Devant l'œuvre
Cette grande allégorie représente une femme majestueuse tenant un sceptre — le pouvoir — et posant le pied sur un gouvernail qui symbolise la direction d'un peuple. Elle piétine des armes — le refus de la guerre. C'est une image du gouvernement idéal, tel que l'humanisme politique de la Renaissance française le théorisait : un souverain qui dirige avec autorité (le sceptre), qui guide (le gouvernail) et qui préserve la paix (les armes foulées aux pieds). En pleine période des guerres de Religion, ce programme politique était à la fois un idéal et une critique implicite de la réalité.

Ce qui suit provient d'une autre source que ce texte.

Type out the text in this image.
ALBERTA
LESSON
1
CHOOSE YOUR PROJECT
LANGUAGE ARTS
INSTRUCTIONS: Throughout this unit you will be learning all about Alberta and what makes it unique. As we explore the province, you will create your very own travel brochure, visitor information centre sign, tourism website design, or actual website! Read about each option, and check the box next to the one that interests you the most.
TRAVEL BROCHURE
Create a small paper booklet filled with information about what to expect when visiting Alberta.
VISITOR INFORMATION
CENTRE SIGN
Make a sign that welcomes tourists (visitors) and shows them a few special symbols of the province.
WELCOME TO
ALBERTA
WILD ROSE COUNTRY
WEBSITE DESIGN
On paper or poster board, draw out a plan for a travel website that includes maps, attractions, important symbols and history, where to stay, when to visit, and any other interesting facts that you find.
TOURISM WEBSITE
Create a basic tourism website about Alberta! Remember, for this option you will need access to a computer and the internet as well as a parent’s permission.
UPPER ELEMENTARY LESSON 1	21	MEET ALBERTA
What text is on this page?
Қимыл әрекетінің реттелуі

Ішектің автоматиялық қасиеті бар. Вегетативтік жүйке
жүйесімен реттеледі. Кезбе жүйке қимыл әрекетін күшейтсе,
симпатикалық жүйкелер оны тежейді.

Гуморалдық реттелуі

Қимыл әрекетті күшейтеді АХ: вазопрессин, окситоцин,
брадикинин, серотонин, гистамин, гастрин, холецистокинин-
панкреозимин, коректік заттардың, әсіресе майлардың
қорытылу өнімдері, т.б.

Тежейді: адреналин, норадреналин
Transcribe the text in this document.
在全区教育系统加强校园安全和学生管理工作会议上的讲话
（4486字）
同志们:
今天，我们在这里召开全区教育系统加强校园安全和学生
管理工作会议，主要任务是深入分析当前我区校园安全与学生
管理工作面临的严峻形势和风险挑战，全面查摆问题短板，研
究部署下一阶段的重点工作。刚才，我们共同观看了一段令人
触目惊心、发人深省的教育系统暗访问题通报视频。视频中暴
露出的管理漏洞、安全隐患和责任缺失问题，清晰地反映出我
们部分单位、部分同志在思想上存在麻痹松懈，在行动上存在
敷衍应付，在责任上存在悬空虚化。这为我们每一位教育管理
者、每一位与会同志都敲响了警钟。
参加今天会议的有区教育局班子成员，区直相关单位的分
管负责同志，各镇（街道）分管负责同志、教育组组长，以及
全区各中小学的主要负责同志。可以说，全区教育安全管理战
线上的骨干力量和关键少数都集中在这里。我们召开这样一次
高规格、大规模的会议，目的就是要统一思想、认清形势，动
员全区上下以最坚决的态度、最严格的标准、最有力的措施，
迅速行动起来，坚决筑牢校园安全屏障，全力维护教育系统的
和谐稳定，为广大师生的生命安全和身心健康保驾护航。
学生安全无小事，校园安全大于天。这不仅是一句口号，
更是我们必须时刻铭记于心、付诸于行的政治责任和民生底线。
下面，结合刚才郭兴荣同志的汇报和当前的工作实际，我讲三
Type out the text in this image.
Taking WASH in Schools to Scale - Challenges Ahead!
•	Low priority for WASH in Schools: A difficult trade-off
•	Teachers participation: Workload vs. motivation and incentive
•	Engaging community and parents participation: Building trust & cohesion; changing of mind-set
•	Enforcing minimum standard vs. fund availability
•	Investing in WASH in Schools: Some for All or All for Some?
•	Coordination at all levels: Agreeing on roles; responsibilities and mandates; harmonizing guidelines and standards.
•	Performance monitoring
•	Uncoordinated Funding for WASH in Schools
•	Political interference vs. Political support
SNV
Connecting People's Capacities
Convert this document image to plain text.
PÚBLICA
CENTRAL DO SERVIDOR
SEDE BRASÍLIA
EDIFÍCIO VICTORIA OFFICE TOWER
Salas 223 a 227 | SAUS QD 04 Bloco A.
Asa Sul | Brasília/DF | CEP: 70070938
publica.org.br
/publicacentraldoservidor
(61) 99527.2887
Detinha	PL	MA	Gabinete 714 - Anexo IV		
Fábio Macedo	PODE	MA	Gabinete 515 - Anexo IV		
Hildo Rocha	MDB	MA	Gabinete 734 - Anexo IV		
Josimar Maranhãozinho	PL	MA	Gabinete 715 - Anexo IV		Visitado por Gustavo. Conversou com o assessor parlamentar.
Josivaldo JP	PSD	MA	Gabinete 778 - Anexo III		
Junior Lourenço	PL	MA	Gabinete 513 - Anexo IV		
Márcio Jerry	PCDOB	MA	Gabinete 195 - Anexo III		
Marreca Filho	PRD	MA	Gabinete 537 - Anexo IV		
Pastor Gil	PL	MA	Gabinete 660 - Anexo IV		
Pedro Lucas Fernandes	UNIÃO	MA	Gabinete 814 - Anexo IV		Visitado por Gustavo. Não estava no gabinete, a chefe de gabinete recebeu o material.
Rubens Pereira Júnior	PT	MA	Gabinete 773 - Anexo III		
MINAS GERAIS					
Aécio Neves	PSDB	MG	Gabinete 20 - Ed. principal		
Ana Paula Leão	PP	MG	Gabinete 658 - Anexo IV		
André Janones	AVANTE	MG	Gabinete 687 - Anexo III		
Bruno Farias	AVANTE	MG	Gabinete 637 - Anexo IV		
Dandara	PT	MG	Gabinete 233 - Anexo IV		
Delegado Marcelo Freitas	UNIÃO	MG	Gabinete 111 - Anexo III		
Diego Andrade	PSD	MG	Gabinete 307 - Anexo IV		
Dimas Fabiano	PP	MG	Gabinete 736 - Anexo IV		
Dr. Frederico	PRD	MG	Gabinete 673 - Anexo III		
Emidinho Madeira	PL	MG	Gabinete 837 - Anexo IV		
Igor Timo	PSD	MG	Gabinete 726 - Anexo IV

Symbolisme & lecture iconographique
Le gouvernail aux pieds de la figure allégorique est un symbole politique médiéval-Renaissance universel : l'État est un navire que le prince doit piloter dans la tempête. Piétiner les armes est un geste de la Paix personnifiée (la Pax romana) que les empereurs romains avaient popularisé et que la Renaissance avait ressuscité. Ce tableau condense deux millénaires d'iconographie politique.
Analyse des émotions
Ces allégories politiques sont les œuvres les moins aimées des visiteurs modernes — trop abstraites, trop conceptuelles, trop loin de l'émotion directe. Mais elles sont fascinantes comme documents : elles révèlent les valeurs que les commanditaires voulaient afficher, les vertus qu'ils revendiquaient, les programmes politiques qu'ils mettaient en images.
Secrets & mystères
Les allégories politiques de la Renaissance française sont souvent des tableaux à double lecture : le niveau officiel (le bon gouvernement, la sagesse royale) et le niveau critique (voilà ce que notre gouvernement devrait être et n'est pas). Peindre le Bon Gouvernement sous les derniers Valois, quand les guerres de Religion ravageaient la France depuis 1562, était une façon diplomatique de dire au roi ce qu'on attendait de lui.
Le saviez-vous ?
Blois fut l'une des résidences royales préférées de la cour des Valois pendant les guerres de Religion — paradoxalement, parce que les troubles de Paris la rendaient dangereuse. C'est à Blois que Henri III fit assassiner le duc de Guise (1588), mettant fin à la domination catholique ultra sur la cour. C'est à Blois qu'Henri IV vint chercher la légitimité de la succession.